Danimarca al primo posto. Il primo posto lo guadagna la Danimarca, grazie ad un portato storico di politiche fiscali progressive, ampia spesa pubblica destinata al welfare, forti tutele per i lavoratori, eppure questi capisaldi della politica danese rischiano di essere indeboliti dall’attuale governo. Tra i paesi più virtuosi ci sono anche Francia e Belgio che risultano al momento nella top 10 dell’indice, ma la cui posizione è messa particolarmente a rischio dalle annunciate riforme fiscali e del mercato del lavoro.

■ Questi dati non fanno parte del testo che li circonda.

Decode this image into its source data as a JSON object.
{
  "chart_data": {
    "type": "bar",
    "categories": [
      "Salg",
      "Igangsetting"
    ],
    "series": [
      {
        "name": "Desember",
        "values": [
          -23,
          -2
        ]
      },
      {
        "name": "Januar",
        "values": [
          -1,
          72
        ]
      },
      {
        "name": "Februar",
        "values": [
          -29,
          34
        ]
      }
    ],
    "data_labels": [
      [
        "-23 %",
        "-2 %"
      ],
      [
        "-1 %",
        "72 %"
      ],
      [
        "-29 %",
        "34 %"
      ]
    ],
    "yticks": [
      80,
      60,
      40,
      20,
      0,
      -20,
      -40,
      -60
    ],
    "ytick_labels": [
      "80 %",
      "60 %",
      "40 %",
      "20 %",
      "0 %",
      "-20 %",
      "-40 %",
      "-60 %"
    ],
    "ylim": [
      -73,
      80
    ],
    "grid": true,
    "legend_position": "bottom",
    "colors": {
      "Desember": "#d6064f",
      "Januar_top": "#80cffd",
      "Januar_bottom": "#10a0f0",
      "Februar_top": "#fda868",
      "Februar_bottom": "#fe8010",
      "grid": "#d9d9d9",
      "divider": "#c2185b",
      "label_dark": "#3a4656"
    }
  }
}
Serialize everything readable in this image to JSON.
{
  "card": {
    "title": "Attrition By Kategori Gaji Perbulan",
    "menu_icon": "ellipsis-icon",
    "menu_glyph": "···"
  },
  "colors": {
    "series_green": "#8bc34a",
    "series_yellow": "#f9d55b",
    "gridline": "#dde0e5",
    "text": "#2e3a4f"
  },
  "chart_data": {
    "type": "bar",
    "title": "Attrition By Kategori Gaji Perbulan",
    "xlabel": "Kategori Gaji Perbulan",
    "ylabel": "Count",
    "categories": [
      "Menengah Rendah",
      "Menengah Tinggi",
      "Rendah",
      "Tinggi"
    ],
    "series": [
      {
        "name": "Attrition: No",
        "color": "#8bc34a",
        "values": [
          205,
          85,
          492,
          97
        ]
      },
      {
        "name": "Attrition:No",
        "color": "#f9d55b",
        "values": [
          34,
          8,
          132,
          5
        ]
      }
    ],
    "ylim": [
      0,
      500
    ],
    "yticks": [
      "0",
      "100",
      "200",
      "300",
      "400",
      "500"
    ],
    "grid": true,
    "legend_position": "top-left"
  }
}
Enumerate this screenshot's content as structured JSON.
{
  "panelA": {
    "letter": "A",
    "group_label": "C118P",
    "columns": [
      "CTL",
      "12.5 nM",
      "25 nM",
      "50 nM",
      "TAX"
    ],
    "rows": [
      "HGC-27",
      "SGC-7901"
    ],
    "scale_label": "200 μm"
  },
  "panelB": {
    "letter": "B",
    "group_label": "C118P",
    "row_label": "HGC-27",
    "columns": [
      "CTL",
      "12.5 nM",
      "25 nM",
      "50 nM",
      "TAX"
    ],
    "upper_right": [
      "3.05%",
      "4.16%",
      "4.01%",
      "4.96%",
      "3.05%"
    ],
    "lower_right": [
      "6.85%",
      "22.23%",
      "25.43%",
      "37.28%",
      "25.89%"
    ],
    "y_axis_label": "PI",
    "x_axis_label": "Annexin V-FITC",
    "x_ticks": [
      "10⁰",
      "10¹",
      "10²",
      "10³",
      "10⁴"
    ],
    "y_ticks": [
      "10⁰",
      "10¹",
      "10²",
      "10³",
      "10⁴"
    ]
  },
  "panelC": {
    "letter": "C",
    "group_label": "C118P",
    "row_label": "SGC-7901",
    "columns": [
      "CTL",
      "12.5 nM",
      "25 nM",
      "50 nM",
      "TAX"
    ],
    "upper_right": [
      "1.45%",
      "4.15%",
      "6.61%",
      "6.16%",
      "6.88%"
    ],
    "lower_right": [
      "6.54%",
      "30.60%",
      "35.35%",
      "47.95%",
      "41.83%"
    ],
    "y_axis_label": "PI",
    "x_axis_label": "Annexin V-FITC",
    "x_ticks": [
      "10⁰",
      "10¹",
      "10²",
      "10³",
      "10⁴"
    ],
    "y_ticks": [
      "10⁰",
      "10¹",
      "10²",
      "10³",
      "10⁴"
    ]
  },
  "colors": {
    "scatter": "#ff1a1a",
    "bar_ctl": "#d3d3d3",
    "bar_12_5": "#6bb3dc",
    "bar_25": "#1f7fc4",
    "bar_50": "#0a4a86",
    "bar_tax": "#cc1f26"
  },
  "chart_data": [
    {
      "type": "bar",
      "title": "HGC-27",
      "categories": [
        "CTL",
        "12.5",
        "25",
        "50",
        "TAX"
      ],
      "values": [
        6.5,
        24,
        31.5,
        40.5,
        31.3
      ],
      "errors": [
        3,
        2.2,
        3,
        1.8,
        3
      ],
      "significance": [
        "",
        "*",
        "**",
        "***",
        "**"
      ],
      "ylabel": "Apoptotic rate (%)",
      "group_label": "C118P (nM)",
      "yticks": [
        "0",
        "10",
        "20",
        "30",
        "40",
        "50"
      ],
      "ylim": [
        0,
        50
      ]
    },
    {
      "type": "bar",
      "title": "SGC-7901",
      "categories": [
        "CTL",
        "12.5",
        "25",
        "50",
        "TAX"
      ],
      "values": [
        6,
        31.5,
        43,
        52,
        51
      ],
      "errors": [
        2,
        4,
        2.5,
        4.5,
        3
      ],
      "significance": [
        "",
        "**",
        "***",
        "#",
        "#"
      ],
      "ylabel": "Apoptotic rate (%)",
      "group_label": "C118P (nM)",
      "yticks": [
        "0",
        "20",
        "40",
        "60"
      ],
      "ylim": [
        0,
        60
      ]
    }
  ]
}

Italia sedicesima. Di fronte a un preoccupante avanzamento della povertà, all’aumento della marginalizzazione e del rischio di esclusione sociale nel nostro Paese, il ranking relativo dell’Italia nell’Indice di Oxfam – sedicesima a livello assoluto, e in quindicesima posizione su 35 Paesi Ocse nel 2017 – è dovuto ancor oggi, in termini comparativi, al portato del welfare italiano, la cui connotazione universalistica corre tuttavia il serio pericolo di ulteriore deterioramento a fronte di alcune delle scelte annunciate dall’attuale governo in materia di politica fiscale e socio-economica. “Se l’Italia si collocava a fine 2017 nelle parti alte della classifica, il rischio di ridimensionamento nel ranking è oggi estremamente elevato – spiega la direttrice delle campagne di Oxfam Italia, Elisa Bacciotti – . Il piano di riforme contenuto nella nota di aggiornamento al Def, pur in assenza di molti dettagli specifici, lascia molte perplessità sulla reale capacità del nuovo governo di mantenere l’impegno di riduzione delle disuguaglianze assunto dal nostro Paese nel quadro dell’Agenda 2030 delle Nazioni Unite”.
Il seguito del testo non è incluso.